There is an increased risk of a wide range of cancers associated with solid organ transplantation. We present the clinical case of a woman affected by lung carcinoma after heart transplantation and treated with mediastinal radiotherapy. Our dosimetric study compares the feasibility of mediastinal cancer care using two different radiation techniques, 3D‐CRT and HT, in terms of PTV coverage and normal tissue sparing, especially for cardiac structures. The results showed that PTV coverage was achieved with both techniques. Despite the heart, as entire volume and as different cardiac structures we noted a better sparing in HT planning with mean dose (Dmean) 4.09 Gy versus 8.36 Gy in 3D‐CRT planning. The difference between V25 Gy value upon the heart was not remarkable: 5.3% with the HT plan and 4.04% with the 3D‐CRT. The dose to the lung, in terms of Dmax (maximum dose; Gy), Dmean (Gy), V5 (%), V20 (%), and V30 (%), did not reveal any difference between the two plans. In terms of Dmax to spinal cord, the difference between the techniques was remarkable, with the HT plan proving advantageous. We noted disadvantages using HT, with a mean dose to the left breast of 9.27 Gy versus 5.23 Gy.
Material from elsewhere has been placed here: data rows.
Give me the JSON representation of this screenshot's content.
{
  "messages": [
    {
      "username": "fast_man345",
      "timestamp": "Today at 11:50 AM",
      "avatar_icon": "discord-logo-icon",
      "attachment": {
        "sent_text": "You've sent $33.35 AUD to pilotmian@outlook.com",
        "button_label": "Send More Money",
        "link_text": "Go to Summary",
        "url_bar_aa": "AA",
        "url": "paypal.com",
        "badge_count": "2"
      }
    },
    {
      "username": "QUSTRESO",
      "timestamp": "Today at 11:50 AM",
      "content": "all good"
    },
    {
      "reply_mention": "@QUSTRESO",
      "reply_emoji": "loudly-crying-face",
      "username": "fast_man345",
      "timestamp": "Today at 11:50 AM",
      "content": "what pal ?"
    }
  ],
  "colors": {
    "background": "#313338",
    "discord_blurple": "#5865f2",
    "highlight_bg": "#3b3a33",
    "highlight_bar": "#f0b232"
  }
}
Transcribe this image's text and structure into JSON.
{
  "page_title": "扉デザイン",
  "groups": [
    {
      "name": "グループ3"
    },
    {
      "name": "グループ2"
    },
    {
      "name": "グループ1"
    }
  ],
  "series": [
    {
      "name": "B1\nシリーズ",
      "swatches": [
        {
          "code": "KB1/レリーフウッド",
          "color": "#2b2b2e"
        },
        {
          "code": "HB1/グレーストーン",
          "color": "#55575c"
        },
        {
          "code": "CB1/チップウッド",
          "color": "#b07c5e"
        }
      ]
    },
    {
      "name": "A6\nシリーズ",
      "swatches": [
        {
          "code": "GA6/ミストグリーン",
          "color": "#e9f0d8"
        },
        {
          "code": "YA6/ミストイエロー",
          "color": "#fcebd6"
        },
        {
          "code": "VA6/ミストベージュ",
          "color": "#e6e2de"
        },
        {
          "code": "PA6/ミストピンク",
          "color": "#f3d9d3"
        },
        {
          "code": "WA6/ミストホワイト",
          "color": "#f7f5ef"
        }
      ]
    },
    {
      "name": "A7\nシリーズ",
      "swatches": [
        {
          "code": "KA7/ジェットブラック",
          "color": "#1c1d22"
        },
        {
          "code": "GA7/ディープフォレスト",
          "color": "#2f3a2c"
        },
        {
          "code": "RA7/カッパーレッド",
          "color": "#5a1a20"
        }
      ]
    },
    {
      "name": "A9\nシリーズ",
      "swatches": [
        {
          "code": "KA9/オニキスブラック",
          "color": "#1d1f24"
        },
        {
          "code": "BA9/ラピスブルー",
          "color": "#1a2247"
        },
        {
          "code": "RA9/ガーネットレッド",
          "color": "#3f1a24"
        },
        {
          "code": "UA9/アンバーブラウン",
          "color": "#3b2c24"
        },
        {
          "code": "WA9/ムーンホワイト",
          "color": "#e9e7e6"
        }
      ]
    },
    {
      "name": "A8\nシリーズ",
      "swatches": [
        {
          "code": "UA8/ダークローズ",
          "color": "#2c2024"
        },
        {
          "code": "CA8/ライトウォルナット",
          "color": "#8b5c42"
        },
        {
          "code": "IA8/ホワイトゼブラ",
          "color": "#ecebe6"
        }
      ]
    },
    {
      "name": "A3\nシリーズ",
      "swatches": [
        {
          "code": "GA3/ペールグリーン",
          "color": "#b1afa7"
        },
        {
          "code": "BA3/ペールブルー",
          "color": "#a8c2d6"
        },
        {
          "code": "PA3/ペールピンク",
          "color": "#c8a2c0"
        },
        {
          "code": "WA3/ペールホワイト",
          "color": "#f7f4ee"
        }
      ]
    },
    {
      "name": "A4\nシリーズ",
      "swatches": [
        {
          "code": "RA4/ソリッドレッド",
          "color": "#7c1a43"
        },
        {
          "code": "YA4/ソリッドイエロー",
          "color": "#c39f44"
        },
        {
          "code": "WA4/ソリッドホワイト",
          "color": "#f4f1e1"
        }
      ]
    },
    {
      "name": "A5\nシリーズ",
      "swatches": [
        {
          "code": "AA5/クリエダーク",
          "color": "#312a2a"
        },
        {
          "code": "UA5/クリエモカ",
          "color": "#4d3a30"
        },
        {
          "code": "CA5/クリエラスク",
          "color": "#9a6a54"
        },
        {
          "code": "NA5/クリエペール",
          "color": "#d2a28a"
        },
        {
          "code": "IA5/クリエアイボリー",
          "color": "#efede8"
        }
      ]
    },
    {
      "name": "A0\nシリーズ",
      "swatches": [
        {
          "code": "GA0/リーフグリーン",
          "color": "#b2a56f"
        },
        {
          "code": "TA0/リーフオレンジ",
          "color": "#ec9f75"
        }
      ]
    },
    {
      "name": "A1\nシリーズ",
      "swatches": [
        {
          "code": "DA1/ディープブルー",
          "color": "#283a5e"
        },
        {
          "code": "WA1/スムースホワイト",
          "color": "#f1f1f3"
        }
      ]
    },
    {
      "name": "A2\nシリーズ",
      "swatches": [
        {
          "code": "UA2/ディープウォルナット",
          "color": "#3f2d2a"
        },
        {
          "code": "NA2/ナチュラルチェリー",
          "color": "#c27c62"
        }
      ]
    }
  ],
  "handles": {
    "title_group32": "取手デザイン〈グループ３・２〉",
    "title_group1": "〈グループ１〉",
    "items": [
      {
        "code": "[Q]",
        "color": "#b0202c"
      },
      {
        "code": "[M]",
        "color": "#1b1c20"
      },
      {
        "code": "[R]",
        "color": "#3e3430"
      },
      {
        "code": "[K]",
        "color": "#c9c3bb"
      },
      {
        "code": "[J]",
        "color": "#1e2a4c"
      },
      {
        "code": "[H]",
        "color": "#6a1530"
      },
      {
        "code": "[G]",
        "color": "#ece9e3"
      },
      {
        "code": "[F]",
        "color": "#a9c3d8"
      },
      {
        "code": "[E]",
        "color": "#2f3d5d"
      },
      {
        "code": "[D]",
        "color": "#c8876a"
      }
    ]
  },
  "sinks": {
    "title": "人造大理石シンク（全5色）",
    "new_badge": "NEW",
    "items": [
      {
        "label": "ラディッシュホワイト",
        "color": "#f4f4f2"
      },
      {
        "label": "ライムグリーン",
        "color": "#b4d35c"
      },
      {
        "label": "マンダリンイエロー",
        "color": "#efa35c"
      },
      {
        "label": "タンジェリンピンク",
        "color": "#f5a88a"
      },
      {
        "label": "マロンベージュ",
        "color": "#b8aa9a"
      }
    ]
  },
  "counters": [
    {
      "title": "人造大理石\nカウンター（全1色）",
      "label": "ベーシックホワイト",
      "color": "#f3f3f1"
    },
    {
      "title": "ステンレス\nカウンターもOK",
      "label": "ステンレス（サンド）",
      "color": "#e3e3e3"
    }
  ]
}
Kirova et al. reported their experience of a patient with mediastinal irradiation using a linear accelerator in patients with esophageal carcinoma after heart transplantation. A total dose of 45 Gy in 25 fractions was delivered. Complete remission of the esophageal carcinoma was obtained, without any cardiac toxicity. The last follow‐up was performed seven months after the completion of radiotherapy, as the patient committed suicide.8

Frist et al. reported a case of chronic myelogenous leukemia diagnosed five years after heart transplant and successfully treated with total lymphoid irradiation. The patient presented a recurrent cardiac rejection. The authors suggested that chronic myelogenous leukemia may be a long‐term sequela of previous total lymphoid irradiation, although the long‐term effects of total lymphoid irradiation in the heart transplant population have not been reported.9

Our knowledge regarding the heart's tolerance of mediastinal radiation is not sufficient, therefore, further data are required.10, 11

We conclude that irradiation of the mediastinum after heart transplantation is feasible. The differences in the HT plan of the Dmax to spinal cord and the Dmean to the heart must be considered as these patients may be recruited for re‐treatment.

Disclosure

No authors report any conflict of interest.